Design a 31-tap linear-phase lowpass filter. Display its magnitude and phase responses.

```b = cfirpm(30,[-1 -0.5 -0.4 0.7 0.8 1],@lowpass); fvtool(b,1,'OverlayedAnalysis','phase')```

Design a nonlinear-phase allpass FIR filter of order 22 with frequency response given approximately by $\mathrm{exp}\left(-j\pi fN/2+j4\pi f|f|\right)$, where $f\in \left[-1,1\right]$.

```n = 22; % Filter order f = [-1 1]; % Frequency band edges w = [1 1]; % Weights for optimization gf = linspace(-1,1,256); % Grid of frequency points d = exp(-1i*pi*gf*n/2 + 1i*pi*pi*sign(gf).*gf.*gf*(4/pi)); % Desired frequency response```

Use `cfirpm` to compute the FIR filter.
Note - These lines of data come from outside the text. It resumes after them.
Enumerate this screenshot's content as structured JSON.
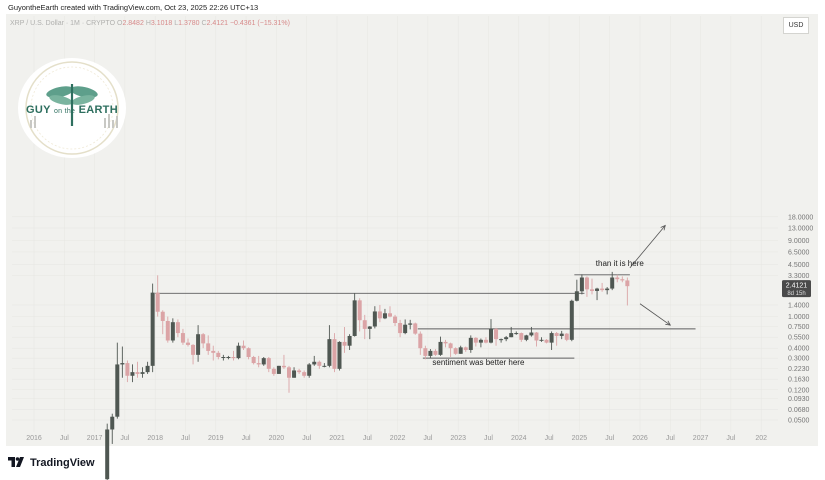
{
  "header": "GuyontheEarth created with TradingView.com, Oct 23, 2025 22:26 UTC+13",
  "ohlc": {
    "symbol": "XRP / U.S. Dollar · 1M · CRYPTO",
    "o_label": "O",
    "o": "2.8482",
    "h_label": "H",
    "h": "3.1018",
    "l_label": "L",
    "l": "1.3780",
    "c_label": "C",
    "c": "2.4121",
    "change": "−0.4361 (−15.31%)"
  },
  "currency": "USD",
  "logo_text": {
    "left": "GUY",
    "mid": "on the",
    "right": "EARTH"
  },
  "price_tag": {
    "price": "2.4121",
    "countdown": "8d 15h"
  },
  "footer_brand": "TradingView",
  "chart_data": {
    "type": "candlestick",
    "y_scale": "log",
    "ylim": [
      0.04,
      30
    ],
    "y_ticks": [
      {
        "v": 18,
        "label": "18.0000"
      },
      {
        "v": 13,
        "label": "13.0000"
      },
      {
        "v": 9,
        "label": "9.0000"
      },
      {
        "v": 6.5,
        "label": "6.5000"
      },
      {
        "v": 4.5,
        "label": "4.5000"
      },
      {
        "v": 3.3,
        "label": "3.3000"
      },
      {
        "v": 1.4,
        "label": "1.4000"
      },
      {
        "v": 1.0,
        "label": "1.0000"
      },
      {
        "v": 0.75,
        "label": "0.7500"
      },
      {
        "v": 0.55,
        "label": "0.5500"
      },
      {
        "v": 0.4,
        "label": "0.4000"
      },
      {
        "v": 0.3,
        "label": "0.3000"
      },
      {
        "v": 0.223,
        "label": "0.2230"
      },
      {
        "v": 0.163,
        "label": "0.1630"
      },
      {
        "v": 0.12,
        "label": "0.1200"
      },
      {
        "v": 0.093,
        "label": "0.0930"
      },
      {
        "v": 0.068,
        "label": "0.0680"
      },
      {
        "v": 0.05,
        "label": "0.0500"
      }
    ],
    "x_ticks": [
      "2016",
      "Jul",
      "2017",
      "Jul",
      "2018",
      "Jul",
      "2019",
      "Jul",
      "2020",
      "Jul",
      "2021",
      "Jul",
      "2022",
      "Jul",
      "2023",
      "Jul",
      "2024",
      "Jul",
      "2025",
      "Jul",
      "2026",
      "Jul",
      "2027",
      "Jul",
      "202"
    ],
    "x_start": "2016-01",
    "candles": [
      [
        "2017-03",
        0.009,
        0.045,
        0.005,
        0.038
      ],
      [
        "2017-04",
        0.038,
        0.06,
        0.025,
        0.055
      ],
      [
        "2017-05",
        0.055,
        0.47,
        0.052,
        0.25
      ],
      [
        "2017-06",
        0.25,
        0.42,
        0.17,
        0.26
      ],
      [
        "2017-07",
        0.26,
        0.28,
        0.15,
        0.18
      ],
      [
        "2017-08",
        0.18,
        0.25,
        0.15,
        0.2
      ],
      [
        "2017-09",
        0.2,
        0.27,
        0.17,
        0.19
      ],
      [
        "2017-10",
        0.19,
        0.23,
        0.17,
        0.2
      ],
      [
        "2017-11",
        0.2,
        0.27,
        0.19,
        0.24
      ],
      [
        "2017-12",
        0.24,
        2.6,
        0.2,
        2.0
      ],
      [
        "2018-01",
        2.0,
        3.3,
        1.0,
        1.15
      ],
      [
        "2018-02",
        1.15,
        1.2,
        0.6,
        0.88
      ],
      [
        "2018-03",
        0.88,
        1.0,
        0.47,
        0.5
      ],
      [
        "2018-04",
        0.5,
        0.95,
        0.47,
        0.85
      ],
      [
        "2018-05",
        0.85,
        0.92,
        0.55,
        0.62
      ],
      [
        "2018-06",
        0.62,
        0.7,
        0.44,
        0.47
      ],
      [
        "2018-07",
        0.47,
        0.53,
        0.42,
        0.44
      ],
      [
        "2018-08",
        0.44,
        0.45,
        0.25,
        0.33
      ],
      [
        "2018-09",
        0.33,
        0.78,
        0.27,
        0.6
      ],
      [
        "2018-10",
        0.6,
        0.62,
        0.4,
        0.46
      ],
      [
        "2018-11",
        0.46,
        0.58,
        0.33,
        0.37
      ],
      [
        "2018-12",
        0.37,
        0.43,
        0.28,
        0.35
      ],
      [
        "2019-01",
        0.35,
        0.37,
        0.29,
        0.31
      ],
      [
        "2019-02",
        0.31,
        0.33,
        0.28,
        0.31
      ],
      [
        "2019-03",
        0.31,
        0.32,
        0.29,
        0.31
      ],
      [
        "2019-04",
        0.31,
        0.37,
        0.28,
        0.3
      ],
      [
        "2019-05",
        0.3,
        0.47,
        0.29,
        0.43
      ],
      [
        "2019-06",
        0.43,
        0.5,
        0.38,
        0.4
      ],
      [
        "2019-07",
        0.4,
        0.41,
        0.29,
        0.31
      ],
      [
        "2019-08",
        0.31,
        0.32,
        0.25,
        0.26
      ],
      [
        "2019-09",
        0.26,
        0.32,
        0.23,
        0.25
      ],
      [
        "2019-10",
        0.25,
        0.31,
        0.24,
        0.3
      ],
      [
        "2019-11",
        0.3,
        0.31,
        0.2,
        0.22
      ],
      [
        "2019-12",
        0.22,
        0.23,
        0.18,
        0.19
      ],
      [
        "2020-01",
        0.19,
        0.24,
        0.19,
        0.24
      ],
      [
        "2020-02",
        0.24,
        0.33,
        0.22,
        0.23
      ],
      [
        "2020-03",
        0.23,
        0.24,
        0.11,
        0.17
      ],
      [
        "2020-04",
        0.17,
        0.23,
        0.17,
        0.21
      ],
      [
        "2020-05",
        0.21,
        0.22,
        0.19,
        0.2
      ],
      [
        "2020-06",
        0.2,
        0.21,
        0.17,
        0.18
      ],
      [
        "2020-07",
        0.18,
        0.26,
        0.17,
        0.25
      ],
      [
        "2020-08",
        0.25,
        0.32,
        0.24,
        0.27
      ],
      [
        "2020-09",
        0.27,
        0.28,
        0.22,
        0.24
      ],
      [
        "2020-10",
        0.24,
        0.26,
        0.23,
        0.24
      ],
      [
        "2020-11",
        0.24,
        0.78,
        0.23,
        0.52
      ],
      [
        "2020-12",
        0.52,
        0.62,
        0.2,
        0.22
      ],
      [
        "2021-01",
        0.22,
        0.49,
        0.21,
        0.48
      ],
      [
        "2021-02",
        0.48,
        0.74,
        0.35,
        0.43
      ],
      [
        "2021-03",
        0.43,
        0.6,
        0.38,
        0.57
      ],
      [
        "2021-04",
        0.57,
        1.96,
        0.56,
        1.6
      ],
      [
        "2021-05",
        1.6,
        1.7,
        0.65,
        0.9
      ],
      [
        "2021-06",
        0.9,
        1.05,
        0.52,
        0.7
      ],
      [
        "2021-07",
        0.7,
        0.76,
        0.52,
        0.75
      ],
      [
        "2021-08",
        0.75,
        1.35,
        0.71,
        1.16
      ],
      [
        "2021-09",
        1.16,
        1.4,
        0.85,
        0.95
      ],
      [
        "2021-10",
        0.95,
        1.25,
        0.93,
        1.1
      ],
      [
        "2021-11",
        1.1,
        1.35,
        0.98,
        1.0
      ],
      [
        "2021-12",
        1.0,
        1.05,
        0.76,
        0.83
      ],
      [
        "2022-01",
        0.83,
        0.91,
        0.55,
        0.62
      ],
      [
        "2022-02",
        0.62,
        0.92,
        0.6,
        0.79
      ],
      [
        "2022-03",
        0.79,
        0.91,
        0.69,
        0.82
      ],
      [
        "2022-04",
        0.82,
        0.84,
        0.59,
        0.61
      ],
      [
        "2022-05",
        0.61,
        0.65,
        0.33,
        0.4
      ],
      [
        "2022-06",
        0.4,
        0.43,
        0.29,
        0.32
      ],
      [
        "2022-07",
        0.32,
        0.39,
        0.3,
        0.37
      ],
      [
        "2022-08",
        0.37,
        0.39,
        0.32,
        0.33
      ],
      [
        "2022-09",
        0.33,
        0.56,
        0.32,
        0.48
      ],
      [
        "2022-10",
        0.48,
        0.51,
        0.41,
        0.46
      ],
      [
        "2022-11",
        0.46,
        0.47,
        0.31,
        0.4
      ],
      [
        "2022-12",
        0.4,
        0.41,
        0.33,
        0.34
      ],
      [
        "2023-01",
        0.34,
        0.43,
        0.34,
        0.41
      ],
      [
        "2023-02",
        0.41,
        0.42,
        0.36,
        0.38
      ],
      [
        "2023-03",
        0.38,
        0.58,
        0.35,
        0.54
      ],
      [
        "2023-04",
        0.54,
        0.55,
        0.42,
        0.47
      ],
      [
        "2023-05",
        0.47,
        0.53,
        0.41,
        0.51
      ],
      [
        "2023-06",
        0.51,
        0.55,
        0.46,
        0.47
      ],
      [
        "2023-07",
        0.47,
        0.93,
        0.46,
        0.7
      ],
      [
        "2023-08",
        0.7,
        0.72,
        0.43,
        0.52
      ],
      [
        "2023-09",
        0.52,
        0.53,
        0.47,
        0.52
      ],
      [
        "2023-10",
        0.52,
        0.57,
        0.49,
        0.55
      ],
      [
        "2023-11",
        0.55,
        0.74,
        0.55,
        0.62
      ],
      [
        "2023-12",
        0.62,
        0.65,
        0.59,
        0.62
      ],
      [
        "2024-01",
        0.62,
        0.63,
        0.48,
        0.51
      ],
      [
        "2024-02",
        0.51,
        0.59,
        0.49,
        0.58
      ],
      [
        "2024-03",
        0.58,
        0.74,
        0.56,
        0.63
      ],
      [
        "2024-04",
        0.63,
        0.64,
        0.42,
        0.5
      ],
      [
        "2024-05",
        0.5,
        0.55,
        0.48,
        0.51
      ],
      [
        "2024-06",
        0.51,
        0.52,
        0.46,
        0.47
      ],
      [
        "2024-07",
        0.47,
        0.65,
        0.38,
        0.62
      ],
      [
        "2024-08",
        0.62,
        0.64,
        0.43,
        0.57
      ],
      [
        "2024-09",
        0.57,
        0.66,
        0.52,
        0.61
      ],
      [
        "2024-10",
        0.61,
        0.62,
        0.49,
        0.51
      ],
      [
        "2024-11",
        0.51,
        1.63,
        0.49,
        1.58
      ],
      [
        "2024-12",
        1.58,
        2.91,
        1.55,
        2.08
      ],
      [
        "2025-01",
        2.08,
        3.4,
        1.9,
        3.1
      ],
      [
        "2025-02",
        3.1,
        3.2,
        1.77,
        2.2
      ],
      [
        "2025-03",
        2.2,
        3.0,
        1.9,
        2.1
      ],
      [
        "2025-04",
        2.1,
        2.3,
        1.61,
        2.25
      ],
      [
        "2025-05",
        2.25,
        2.65,
        2.05,
        2.15
      ],
      [
        "2025-06",
        2.15,
        2.35,
        1.9,
        2.25
      ],
      [
        "2025-07",
        2.25,
        3.65,
        2.15,
        3.1
      ],
      [
        "2025-08",
        3.1,
        3.35,
        2.7,
        2.95
      ],
      [
        "2025-09",
        2.95,
        3.2,
        2.7,
        2.85
      ],
      [
        "2025-10",
        2.8482,
        3.1018,
        1.378,
        2.4121
      ]
    ],
    "levels": [
      {
        "from": "2018-01",
        "to": "2025-02",
        "y": 1.96
      },
      {
        "from": "2022-05",
        "to": "2026-12",
        "y": 0.7
      },
      {
        "from": "2022-06",
        "to": "2024-12",
        "y": 0.3
      },
      {
        "from": "2024-12",
        "to": "2025-11",
        "y": 3.35
      }
    ],
    "annotations": [
      {
        "text": "than it is here",
        "x": "2025-09",
        "y": 4.3
      },
      {
        "text": "sentiment was better here",
        "x": "2023-05",
        "y": 0.245
      }
    ],
    "arrows": [
      {
        "from": [
          "2025-11",
          4.1
        ],
        "to": [
          "2026-06",
          14
        ]
      },
      {
        "from": [
          "2026-01",
          1.45
        ],
        "to": [
          "2026-07",
          0.78
        ]
      }
    ],
    "colors": {
      "up": "#4f5752",
      "down": "#dba4a6",
      "line": "#5e5e5e",
      "tag": "#4a4a4a"
    }
  }
}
Plot the actual and approximate magnitude responses in dB and the phase responses in degrees.

```b = cfirpm(n,f,'allpass',w,'real'); % Approximation freqz(b,1,256,'whole') subplot(2,1,1) % Overlay response hold on plot(pi*(gf+1),20*log10(abs(fftshift(d))),'r--') subplot(2,1,2) hold on plot(pi*(gf+1),unwrap(angle(fftshift(d)))*180/pi,'r--') legend('Approximation','Desired','Location','SouthWest')```

## Algorithms

An extended version of the Remez exchange method is implemented for the complex case. This exchange method obtains the optimal filter when the equiripple nature of the filter is restricted to have `n+2` extremals. When it does not converge, the algorithm switches to an ascent-descent algorithm that takes over to finish the convergence to the optimal solution. See the references for further details.

## References

[1] Karam, L.J., and J.H. McClellan. “Complex Chebyshev Approximation for FIR Filter Design.” IEEE® Trans. on Circuits and Systems II,March 1995. Pgs. 207-216.

[2] Karam, L.J. Design of Complex Digital FIR Filters in the Chebyshev Sense, Ph.D. Thesis, Georgia Institute of Technology, March 1995.

[3] Demjanjov, V.F., and V.N. Malozemov. Introduction to Minimax, New York: John Wiley & Sons, 1974.